The Twisted Window
- First edition
- Author: Lois Duncan
- Language: English
- Genre: Suspense, young adult literature
- Publisher: Delacorte
- Publication date: 1987
- Publication place: United States
- Media type: Print (hardcover & paperback)
- Pages: 183 (first edition)
- ISBN: 0-385-29566-9 (first edition)
- OCLC: 412103713
- LC Class: PZ7.D9117 Tw 1987

= The Twisted Window =

Novel by Lois Duncan

The Twisted Window is a 1987 suspense novel by Lois Duncan. It is about Tracy, a high school student who agrees to help someone find his missing half-sister, who he says was kidnapped by his stepfather.

==Reception==
The Twisted Window was nominated for an Edgar Award for the Best Juvenile work in 1988. The staff of the Books for Young Adults Program at the University of Iowa included the book in their 1988 Books for Young Adults list, which selects books based on their initial appeal and enjoyment to the grade 10–12 students surveyed.

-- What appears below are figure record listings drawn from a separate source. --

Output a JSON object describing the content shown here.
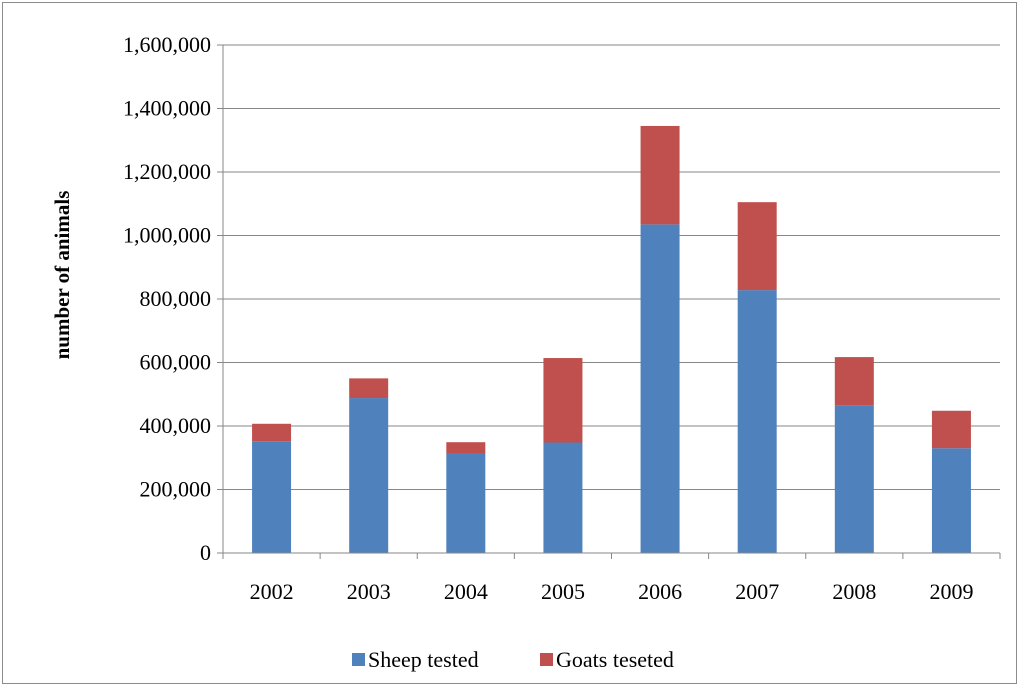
{
  "chart_data": {
    "type": "bar",
    "stacked": true,
    "title": "",
    "xlabel": "",
    "ylabel": "number of animals",
    "ylim": [
      0,
      1600000
    ],
    "yticks": [
      0,
      200000,
      400000,
      600000,
      800000,
      1000000,
      1200000,
      1400000,
      1600000
    ],
    "ytick_labels": [
      "0",
      "200,000",
      "400,000",
      "600,000",
      "800,000",
      "1,000,000",
      "1,200,000",
      "1,400,000",
      "1,600,000"
    ],
    "categories": [
      "2002",
      "2003",
      "2004",
      "2005",
      "2006",
      "2007",
      "2008",
      "2009"
    ],
    "series": [
      {
        "name": "Sheep tested",
        "color": "#4f81bd",
        "values": [
          352000,
          488000,
          312000,
          348000,
          1035000,
          828000,
          465000,
          330000
        ]
      },
      {
        "name": "Goats teseted",
        "color": "#c0504d",
        "values": [
          55000,
          62000,
          37000,
          266000,
          310000,
          277000,
          152000,
          118000
        ]
      }
    ],
    "grid": "horizontal",
    "legend": "bottom"
  }
}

Zena Sutherland, writing for the Bulletin of the Center for Children's Books, stated that the "plot and characterization have substance and nuance, and the author deftly builds tension and leads the reader to an expectation (amply fulfilled) of an ending that at first seems surprising--until the reader sees that Duncan has carefully led to its dramatic twist." In a starred review, Kirkus Reviews felt that "though her writing is undistinguished, it never cheats or disappoints, allowing the reader to believe even this most melodramatic of stories."